Les enfants sont pendus à ses lèvres, même s’ils ont déjà entendu l’histoire cinq fois cette année. Elle prend son temps, cherche les bons mots, distille les silences. L’agitation qui fuite de la cuisine ne doit pas gâcher son histoire.

— Pour le savoir, il nous fallait ouvrir. Mais nous étions effrayés… Enfin, surtout Alan, se moque-t-elle. Qui pouvait bien nous rendre visite, en plein milieu de la nuit ? Il m’a suppliée de ne pas me lever, mais j’ai pris mon courage à deux mains, encore une fois. Quand la porte s’est ouverte, j’ai découvert une femme…

— Gabrielle ?

Le visage jovial de Charles Couturier passe l’encadrement de la porte. Sacha lâche un soupir exaspéré. Déjà, elle s’accroche à la robe de sa tante pour la persuader de ne pas s’interrompre.

— Oui, Papa ? s’enquiert Gaby.

— Ton amie est enfin arrivée ! Je crois que tu devrais aller l’aider, elle semble avoir du mal à se garer.

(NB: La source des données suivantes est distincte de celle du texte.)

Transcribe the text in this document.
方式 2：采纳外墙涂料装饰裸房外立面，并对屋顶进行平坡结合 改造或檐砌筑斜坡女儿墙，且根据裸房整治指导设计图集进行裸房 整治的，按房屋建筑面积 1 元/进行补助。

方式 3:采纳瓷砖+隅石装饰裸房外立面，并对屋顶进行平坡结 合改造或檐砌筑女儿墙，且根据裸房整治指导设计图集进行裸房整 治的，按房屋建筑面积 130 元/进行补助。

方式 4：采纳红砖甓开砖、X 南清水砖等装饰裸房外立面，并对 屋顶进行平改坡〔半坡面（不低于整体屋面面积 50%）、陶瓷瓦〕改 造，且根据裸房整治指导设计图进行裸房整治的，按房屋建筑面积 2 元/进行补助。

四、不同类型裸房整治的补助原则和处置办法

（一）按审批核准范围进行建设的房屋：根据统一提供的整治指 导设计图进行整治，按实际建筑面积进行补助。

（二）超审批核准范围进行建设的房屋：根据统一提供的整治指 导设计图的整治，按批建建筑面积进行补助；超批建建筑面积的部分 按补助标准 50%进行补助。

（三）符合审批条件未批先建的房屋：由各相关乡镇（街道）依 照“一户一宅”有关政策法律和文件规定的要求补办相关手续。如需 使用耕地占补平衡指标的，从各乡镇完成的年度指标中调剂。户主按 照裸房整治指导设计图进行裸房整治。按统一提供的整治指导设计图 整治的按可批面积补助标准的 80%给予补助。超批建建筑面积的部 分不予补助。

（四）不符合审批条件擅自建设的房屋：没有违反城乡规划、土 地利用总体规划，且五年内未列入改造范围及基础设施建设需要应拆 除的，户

— Oh non, Papy ! On veut la fin de l’histoire ! Reste ici, Tatie !

— OK, j’arrive tout de suite ! Et ne t’inquiète pas, ma Sacha d’amour, la fin ne va pas s’envoler !

Gaby quitte d’un bond le canapé et traverse le salon à grandes enjambées. Sacha grimace une moue boudeuse alors que son petit frère Lewis jette son dévolu sur l’assiette de petits fours posée sur la table basse. Sa mère bataille un moment pour l’empêcher de tous les empoigner dans ses mains baveuses et il se résigne à n’en mâchonner qu’un seul, l’air distrait. La bouche pleine, il me sourit.

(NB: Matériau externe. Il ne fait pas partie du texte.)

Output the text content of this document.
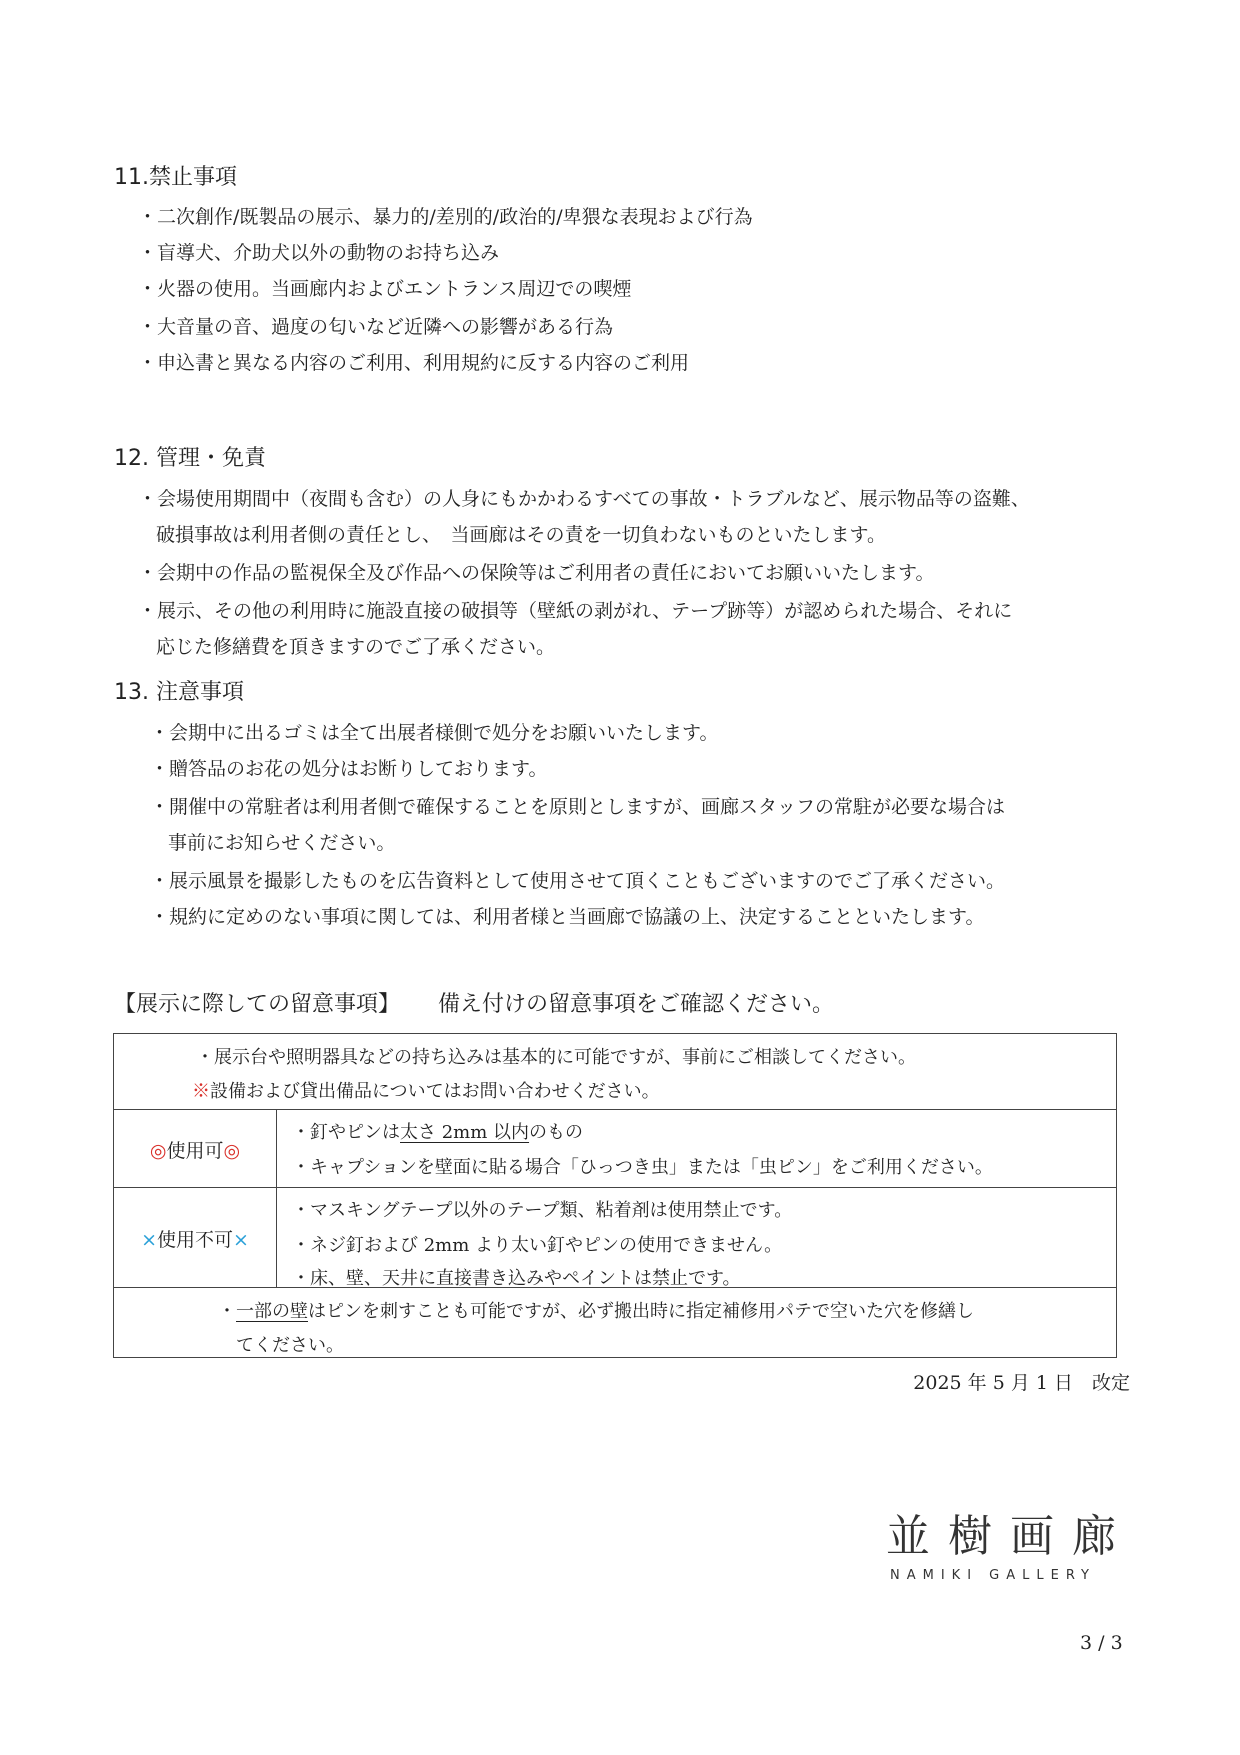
11.禁止事項
・二次創作/既製品の展示、暴力的/差別的/政治的/卑猥な表現および行為
・盲導犬、介助犬以外の動物のお持ち込み
・火器の使用。当画廊内およびエントランス周辺での喫煙
・大音量の音、過度の匂いなど近隣への影響がある行為
・申込書と異なる内容のご利用、利用規約に反する内容のご利用
12. 管理・免責
・会場使用期間中（夜間も含む）の人身にもかかわるすべての事故・トラブルなど、展示物品等の盗難、
破損事故は利用者側の責任とし、　当画廊はその責を一切負わないものといたします。
・会期中の作品の監視保全及び作品への保険等はご利用者の責任においてお願いいたします。
・展示、その他の利用時に施設直接の破損等（壁紙の剥がれ、テープ跡等）が認められた場合、それに
応じた修繕費を頂きますのでご了承ください。
13. 注意事項
・会期中に出るゴミは全て出展者様側で処分をお願いいたします。
・贈答品のお花の処分はお断りしております。
・開催中の常駐者は利用者側で確保することを原則としますが、画廊スタッフの常駐が必要な場合は
事前にお知らせください。
・展示風景を撮影したものを広告資料として使用させて頂くこともございますのでご了承ください。
・規約に定めのない事項に関しては、利用者様と当画廊で協議の上、決定することといたします。
【展示に際しての留意事項】 備え付けの留意事項をご確認ください。
・展示台や照明器具などの持ち込みは基本的に可能ですが、事前にご相談してください。
※設備および貸出備品についてはお問い合わせください。
◎使用可◎
・釘やピンは太さ 2mm 以内のもの
・キャプションを壁面に貼る場合「ひっつき虫」または「虫ピン」をご利用ください。
×使用不可×
・マスキングテープ以外のテープ類、粘着剤は使用禁止です。
・ネジ釘および 2mm より太い釘やピンの使用できません。
・床、壁、天井に直接書き込みやペイントは禁止です。
・一部の壁はピンを刺すことも可能ですが、必ず搬出時に指定補修用パテで空いた穴を修繕し
てください。
2025 年 5 月 1 日　改定
並樹画廊
NAMIKI GALLERY
3 / 3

Température : 22,3 °C ; humidité : 41 %.

Sourire.

Toujours preste, Gaby est de retour avant même qu’il n’ait fini d’avaler. Elle est talonnée par Rebecca, engoncée dans un long manteau de fausse fourrure grise. Lewis abandonne aussitôt sa quête d’un prochain feuilleté pour courir y coller ses mains ; Rebecca s’écarte juste à temps avec un rire gêné. Elle salue timidement la famille, accepte le verre tendu par Leslie, l’épouse de Raphaël, et s’installe, à l’invitation de Gaby, dans le dernier fauteuil libre.

— Alors, où j’en étais… Ah oui : la femme. Une grande brune, au visage poupin et aux beaux yeux gris. Elle était encadrée de deux types en costard, à l’air salement renfrogné. J’ai mis un peu de temps à comprendre, mais à la minute où j’ai saisi, je n’ai pas pu m’empêcher d’éclater de rire. J’étais bien la seule… Alan tirait un tronche de six pieds de long, ajoute-t-elle avec un regard en coin à Becky. Et les deux gars avaient tout l’air d’avoir bouffé un cafard.

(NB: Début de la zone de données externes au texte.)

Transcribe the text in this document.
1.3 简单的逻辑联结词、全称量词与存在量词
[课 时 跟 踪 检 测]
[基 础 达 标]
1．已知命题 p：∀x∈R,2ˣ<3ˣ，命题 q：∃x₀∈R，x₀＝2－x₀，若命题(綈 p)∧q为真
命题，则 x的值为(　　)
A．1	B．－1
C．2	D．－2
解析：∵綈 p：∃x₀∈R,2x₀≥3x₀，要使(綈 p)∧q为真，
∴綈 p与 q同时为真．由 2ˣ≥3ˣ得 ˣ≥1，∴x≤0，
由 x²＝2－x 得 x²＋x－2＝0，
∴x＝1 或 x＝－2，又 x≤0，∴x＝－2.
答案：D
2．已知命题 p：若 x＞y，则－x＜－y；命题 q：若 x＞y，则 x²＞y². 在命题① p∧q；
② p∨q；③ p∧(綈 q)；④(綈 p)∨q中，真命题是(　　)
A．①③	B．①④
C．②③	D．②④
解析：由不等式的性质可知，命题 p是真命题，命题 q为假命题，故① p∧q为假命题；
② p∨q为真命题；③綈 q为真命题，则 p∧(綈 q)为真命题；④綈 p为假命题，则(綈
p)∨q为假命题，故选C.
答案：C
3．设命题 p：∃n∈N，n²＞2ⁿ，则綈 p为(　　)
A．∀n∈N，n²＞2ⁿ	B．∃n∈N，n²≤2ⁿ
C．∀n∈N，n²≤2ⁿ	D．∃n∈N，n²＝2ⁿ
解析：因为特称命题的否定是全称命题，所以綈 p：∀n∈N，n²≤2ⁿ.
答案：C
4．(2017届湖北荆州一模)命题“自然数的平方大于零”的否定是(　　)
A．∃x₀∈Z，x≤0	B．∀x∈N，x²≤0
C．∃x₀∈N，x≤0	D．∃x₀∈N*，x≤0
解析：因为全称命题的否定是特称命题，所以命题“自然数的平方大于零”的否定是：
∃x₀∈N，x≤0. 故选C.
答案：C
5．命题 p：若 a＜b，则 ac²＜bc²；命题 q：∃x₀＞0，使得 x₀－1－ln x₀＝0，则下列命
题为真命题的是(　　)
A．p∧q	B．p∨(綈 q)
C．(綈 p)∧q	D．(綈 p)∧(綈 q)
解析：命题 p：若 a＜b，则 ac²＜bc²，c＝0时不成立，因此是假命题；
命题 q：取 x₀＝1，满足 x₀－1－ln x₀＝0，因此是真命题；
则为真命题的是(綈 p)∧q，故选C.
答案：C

— Beurk, grimace Lewis, des miettes de feuilleté plein le menton.

— L’un des hommes s’est présenté. C’était Carlin. Il a bien tenté de faire traîner les choses, il voulait renégocier, trouver un arrangement, récupérer John, mais j’ai tenu bon. D’ailleurs, c’est une chose que tu dois retenir, ma petite Sacha : si tu veux vraiment quelque chose, ne laisse personne te dire que c’est déraisonnable ou impossible. Accroche-toi jusqu’à l’obtenir.

— Sauf s’il s’agit de Maman et Papa qui t’expliquent qu’on ne peut pas avoir un poney en appartement, intervient Raphaël d’un ton patient.

Gaby hausse les épaules avec un clin d’œil complice à sa nièce, lui arrachant un adorable éclat de rire.

— Bien sûr. Tu dois toujours obéir à tes parents. Au moins jusqu’à tes treize ans.

— Gab, ça ne nous aide pas vraiment, ce genre de remarque… Et tu ne voudrais pas finir ton histoire, on meurt de faim !

— Oh, mais tu la connais déjà, la fin, Raph ! Si tu t’ennuies tant que ça, tu n’as qu’à aller aider les parents en cuisine… Comme ça, je pourrai peut-être continuer à mon rythme.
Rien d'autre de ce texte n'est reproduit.